Como você vê o espaço destinado à arte em Feira de Santana? Está pior ou melhor do que antes? O que posso dizer é que tem espaço. O que não tem é artista que coloque a cara e trabalhe. Os artistas precisam se empenhar mais na realização de bons trabalhos. Dizer que não há espaço, que não tem material e que o governo não ajuda é pretexto. Governos nunca vão ajudar artistas. Governos existem para construir casas populares, proporcionar saúde e educação de qualidade para a população. Nunca fui reacionário, mas sempre fui contra essa história de que o governo tem que ajudar. Quanto menos o governo ajudar um artista, melhor. Os verdadeiros artistas sempre se posicionaram contrários a governos. Um dos melhores períodos da música brasileira, por exemplo, foi gestado durante a Ditadura Militar, quando muitos artistas se opuseram ao regime. Se derem comida e bebida aos artistas, ficam preguiçosos. Eu mesmo não faria nada (risos). Vendi muito bem esse mês... Olha como sou: de repente, por dois ou três meses, não tenho com o que me preocupar, mas quando minha grana começa a descer, volto a me preocupar de novo. Já passei períodos terríveis, quando minha filha era pequena. Quando vendia um quadro, soltava foguetes (risos). Hoje, tudo é mais fácil. O governo, inclusive, disponibiliza alguns editais e a distribuição deles melhorou muito, sobretudo por causa da atuação de Gilberto Gil quando Ministro da Cultura. Agora, é preciso correr atrás. É necessário concorrer com

outros artistas, mas há possibilidades reais de se conseguir ganhar um desses editais. Então, tem espaço e tem dinheiro.

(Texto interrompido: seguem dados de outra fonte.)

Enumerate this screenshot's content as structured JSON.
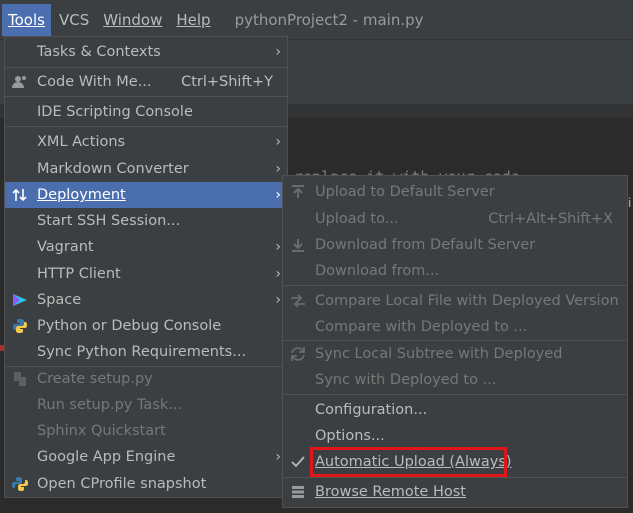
{
  "menubar": {
    "items": [
      {
        "label": "Tools",
        "active": true
      },
      {
        "label": "VCS",
        "active": false
      },
      {
        "label": "Window",
        "active": false
      },
      {
        "label": "Help",
        "active": false
      }
    ],
    "title": "pythonProject2 - main.py"
  },
  "editor": {
    "hint_text": "replace it with your code",
    "edge_char": "i"
  },
  "tools_menu": {
    "items": [
      {
        "label": "Tasks & Contexts",
        "submenu": true
      },
      {
        "label": "Code With Me...",
        "shortcut": "Ctrl+Shift+Y",
        "icon": "code-with-me-icon"
      },
      {
        "label": "IDE Scripting Console"
      },
      {
        "label": "XML Actions",
        "submenu": true
      },
      {
        "label": "Markdown Converter",
        "submenu": true
      },
      {
        "label": "Deployment",
        "submenu": true,
        "highlighted": true,
        "icon": "deployment-icon"
      },
      {
        "label": "Start SSH Session..."
      },
      {
        "label": "Vagrant",
        "submenu": true
      },
      {
        "label": "HTTP Client",
        "submenu": true
      },
      {
        "label": "Space",
        "submenu": true,
        "icon": "space-icon"
      },
      {
        "label": "Python or Debug Console",
        "icon": "python-icon"
      },
      {
        "label": "Sync Python Requirements..."
      },
      {
        "label": "Create setup.py",
        "disabled": true,
        "icon": "setup-icon"
      },
      {
        "label": "Run setup.py Task...",
        "disabled": true
      },
      {
        "label": "Sphinx Quickstart",
        "disabled": true
      },
      {
        "label": "Google App Engine",
        "submenu": true
      },
      {
        "label": "Open CProfile snapshot",
        "icon": "cprofile-icon"
      }
    ]
  },
  "deployment_menu": {
    "items": [
      {
        "label": "Upload to Default Server",
        "disabled": true,
        "icon": "upload-icon"
      },
      {
        "label": "Upload to...",
        "shortcut": "Ctrl+Alt+Shift+X",
        "disabled": true
      },
      {
        "label": "Download from Default Server",
        "disabled": true,
        "icon": "download-icon"
      },
      {
        "label": "Download from...",
        "disabled": true
      },
      {
        "label": "Compare Local File with Deployed Version",
        "disabled": true,
        "icon": "compare-icon"
      },
      {
        "label": "Compare with Deployed to ...",
        "disabled": true
      },
      {
        "label": "Sync Local Subtree with Deployed",
        "disabled": true,
        "icon": "sync-icon"
      },
      {
        "label": "Sync with Deployed to ...",
        "disabled": true
      },
      {
        "label": "Configuration..."
      },
      {
        "label": "Options..."
      },
      {
        "label": "Automatic Upload (Always)",
        "checked": true
      },
      {
        "label": "Browse Remote Host",
        "icon": "browse-remote-icon"
      }
    ]
  },
  "colors": {
    "menu_bg": "#3c3f41",
    "highlight": "#4b6eaf",
    "callout": "#e0161a"
  }
}
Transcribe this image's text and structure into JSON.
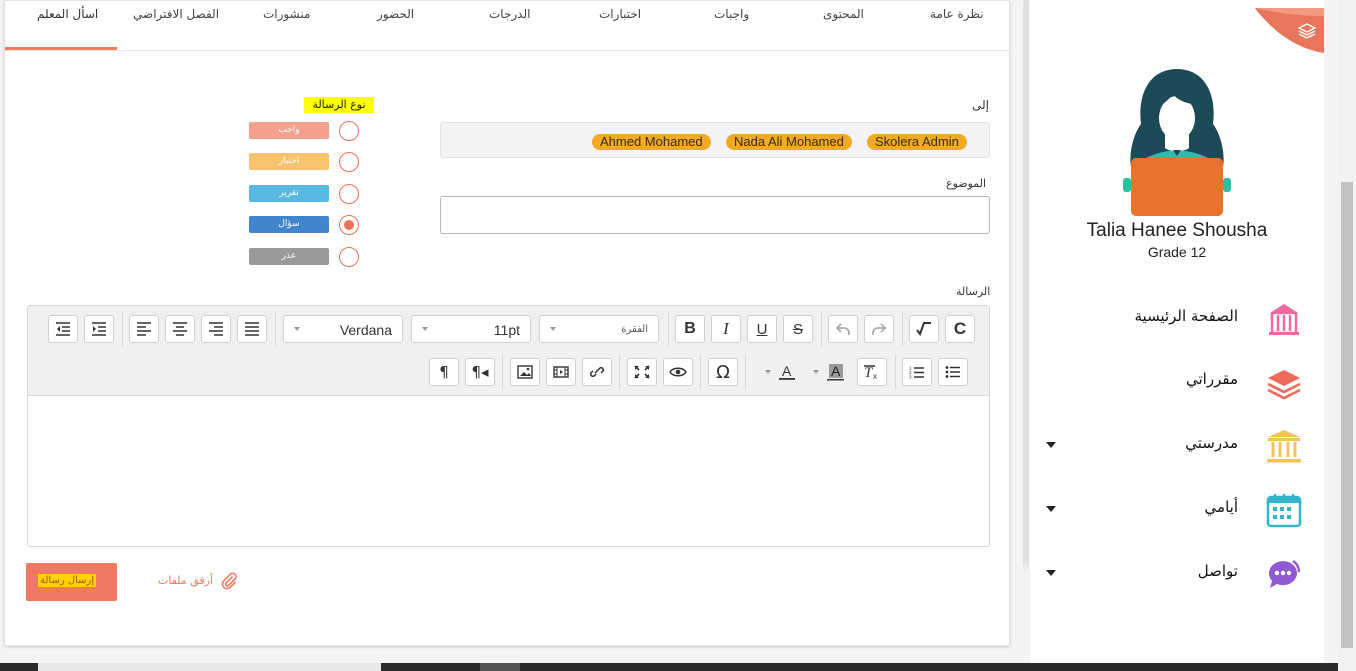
{
  "tabs": [
    {
      "label": "نظرة عامة"
    },
    {
      "label": "المحتوى"
    },
    {
      "label": "واجبات"
    },
    {
      "label": "اختبارات"
    },
    {
      "label": "الدرجات"
    },
    {
      "label": "الحضور"
    },
    {
      "label": "منشورات"
    },
    {
      "label": "الفصل الافتراضي"
    },
    {
      "label": "اسأل المعلم"
    }
  ],
  "compose": {
    "to_label": "إلى",
    "recipients": [
      "Skolera Admin",
      "Nada Ali Mohamed",
      "Ahmed Mohamed"
    ],
    "subject_label": "الموضوع",
    "subject_value": "",
    "message_type_label": "نوع الرسالة",
    "message_types": [
      {
        "label": "واجب",
        "color": "#f4a08f",
        "selected": false
      },
      {
        "label": "اختبار",
        "color": "#f8c36e",
        "selected": false
      },
      {
        "label": "تقرير",
        "color": "#5ab8e0",
        "selected": false
      },
      {
        "label": "سؤال",
        "color": "#3f86cc",
        "selected": true
      },
      {
        "label": "عذر",
        "color": "#9a9a9a",
        "selected": false
      }
    ],
    "message_label": "الرسالة",
    "font_family": "Verdana",
    "font_size": "11pt",
    "paragraph_format": "الفقرة",
    "send_button": "إرسال رسالة",
    "attach_files": "أرفق ملفات"
  },
  "profile": {
    "name": "Talia Hanee Shousha",
    "grade": "Grade 12"
  },
  "nav": [
    {
      "label": "الصفحة الرئيسية",
      "icon": "school-building-icon",
      "color": "#f06aa2",
      "has_dropdown": false
    },
    {
      "label": "مقرراتي",
      "icon": "books-stack-icon",
      "color": "#ee6a5a",
      "has_dropdown": false
    },
    {
      "label": "مدرستي",
      "icon": "institution-icon",
      "color": "#f3c25a",
      "has_dropdown": true
    },
    {
      "label": "أيامي",
      "icon": "calendar-icon",
      "color": "#35b5c9",
      "has_dropdown": true
    },
    {
      "label": "تواصل",
      "icon": "chat-bubble-icon",
      "color": "#8e5bd3",
      "has_dropdown": true
    }
  ],
  "colors": {
    "accent": "#ef7b5f",
    "chip": "#f0aa25",
    "highlight": "#ffff00"
  }
}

Entretanto é preciso mostrar um trabalho consistente, que já tenha uma assinatura, uma personalidade. Não se pode começar hoje e querer expor em um grande museu no dia seguinte. Requerer um museu quando se está começando é incoerente. Experimentos devem ficar no laboratório ou serem mostrados em espaços adequados, mais populares. Uma boa alternativa para os jovens artistas que estão iniciando a carreira é participar de coletivos. Você diz que, hoje, tudo está mais fácil para o artista. Atribui isso também aos coletivos? Sim. Os artistas novos, como os grafiteiros, por exemplo, começaram muito melhor do que eu. Chegaram agora no mercado e já estão expondo, inclusive internacionalmente. Isso é maravilhoso! Eu só consegui expor na Europa com 60 anos. Tudo graças à internet e aos coletivos. Essa palavra é massa! Não passava pela minha cabeça um coletivo. Não existia um coletivo de artistas. O artista é um ser completamente individualista. Então, a ideia de se ter um coletivo de artistas fazendo um mesmo trabalho é inconcebível para mim até hoje. O máximo que conseguimos, aqui em Feira, foi o Chocalho de Cabra, projeto criado e dirigido por Juraci Dórea, Ana Rosário e Antonio Brasileiro, na década de 1980. Mas cada um fazia a sua parte. Não tinha uma união. Cada um fazia o seu trabalho. Isso não era um coletivo, era uma reunião de artista. Não digo isso para desmerecer, apenas para ilustrar que, naquela época, não havia a ideia de coletivo com essa acepção atual. E acho massa o que esses grupos estão fazendo hoje. Tem coletivo de tudo, de arte, de música, de teatro. Sobretudo em função disso, parece que, agora, está mais fácil para o artista. Que balanço você faz de sua carreira? É difícil, porque minha carreira nem decolou ainda. Mas não posso me queixar. Em Feira, nunca me faltou trabalho. Sempre tive uma sobrevivência mais ou menos e agora melhorou consideravelmente, depois dos 60 anos. A vida é o que ela nos dá. Então só tenho a agradecer, sinceramente. Gracias! Gracias! Gracias! (risos)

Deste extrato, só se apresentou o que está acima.